Happily, this means I’ve had plenty of “eureka!” moments as I have been reading. And no doubt this is helping me along the road to understanding myself better (and my restlessness), understanding Jesus (and God) better, and opening me up to understand what it is I am called to do in this life. These passages have been roaming around in my mind for the past few weeks:

“Again, let us remind ourselves, Jesus was not putting on an act, or doing something extra. He was merely acting as a creature should act. He was simply open to the ever-present gift of his Father’s love. He let it enter and empower his every thought, feeling, word and action. It was what kept him alive: ‘Doing the will of him who sent me…is my food’ (John 4:34).

But if Jesus is already the perfect loving child of the Father, why did he have to die?

Because giving up one’s life is the total gift. Anything else would be less than perfect. There is nothing greater to give than life.

So Jesus had to give up his life because there was no greater way he could show his love of the Father. He had to give up his life because anything else would have been a lesser gift, and he wanted to do the perfect human thing.

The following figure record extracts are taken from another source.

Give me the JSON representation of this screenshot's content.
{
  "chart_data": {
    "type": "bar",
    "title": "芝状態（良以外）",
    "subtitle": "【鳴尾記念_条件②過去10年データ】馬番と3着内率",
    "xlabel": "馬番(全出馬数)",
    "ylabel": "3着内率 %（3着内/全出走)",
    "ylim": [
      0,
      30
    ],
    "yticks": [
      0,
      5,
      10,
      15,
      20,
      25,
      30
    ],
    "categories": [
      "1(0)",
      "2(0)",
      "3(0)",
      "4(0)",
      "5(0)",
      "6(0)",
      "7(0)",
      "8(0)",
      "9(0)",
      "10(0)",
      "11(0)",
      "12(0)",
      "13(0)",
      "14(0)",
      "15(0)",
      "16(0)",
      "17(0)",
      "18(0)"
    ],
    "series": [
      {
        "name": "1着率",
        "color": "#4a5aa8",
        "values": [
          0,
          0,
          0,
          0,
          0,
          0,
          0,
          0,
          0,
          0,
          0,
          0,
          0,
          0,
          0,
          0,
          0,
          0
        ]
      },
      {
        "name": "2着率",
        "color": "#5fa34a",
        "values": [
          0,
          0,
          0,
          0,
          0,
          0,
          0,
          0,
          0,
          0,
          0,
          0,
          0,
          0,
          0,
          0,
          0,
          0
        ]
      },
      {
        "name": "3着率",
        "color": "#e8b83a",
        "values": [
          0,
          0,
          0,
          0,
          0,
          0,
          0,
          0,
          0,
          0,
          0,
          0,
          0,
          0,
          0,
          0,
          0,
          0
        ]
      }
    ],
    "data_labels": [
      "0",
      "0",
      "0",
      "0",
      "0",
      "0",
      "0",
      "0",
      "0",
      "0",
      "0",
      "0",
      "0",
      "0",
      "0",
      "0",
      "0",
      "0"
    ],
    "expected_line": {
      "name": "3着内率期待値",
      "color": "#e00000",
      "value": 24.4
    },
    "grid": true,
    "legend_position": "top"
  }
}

But there is another reason Jesus had to die. He came to a world lost in sin. How could he save the world? By showing it how God acts in the face of hatred. God refuses to be vindictive. He wants no pound of flesh. He wants only to forgive, to heal, to reconcile.”

****

“No wonder we shy away from the cross. Our problem is not that it is painful, but that it is too great a sign of love. We do not love that way, and we are embarrassed when God does.

Our life of faith, it would seem, is a gradual coming to accept the unbelievable tenderness of God.

– Leonard Foley, OFM. Believing in Jesus: A Popular Overview of the Catholic Faith.

*******

My mind has also been taken up with thoughts of seeing friends and coworkers when I am in Ottawa this week. I am really looking forward to spending time with people I love and miss.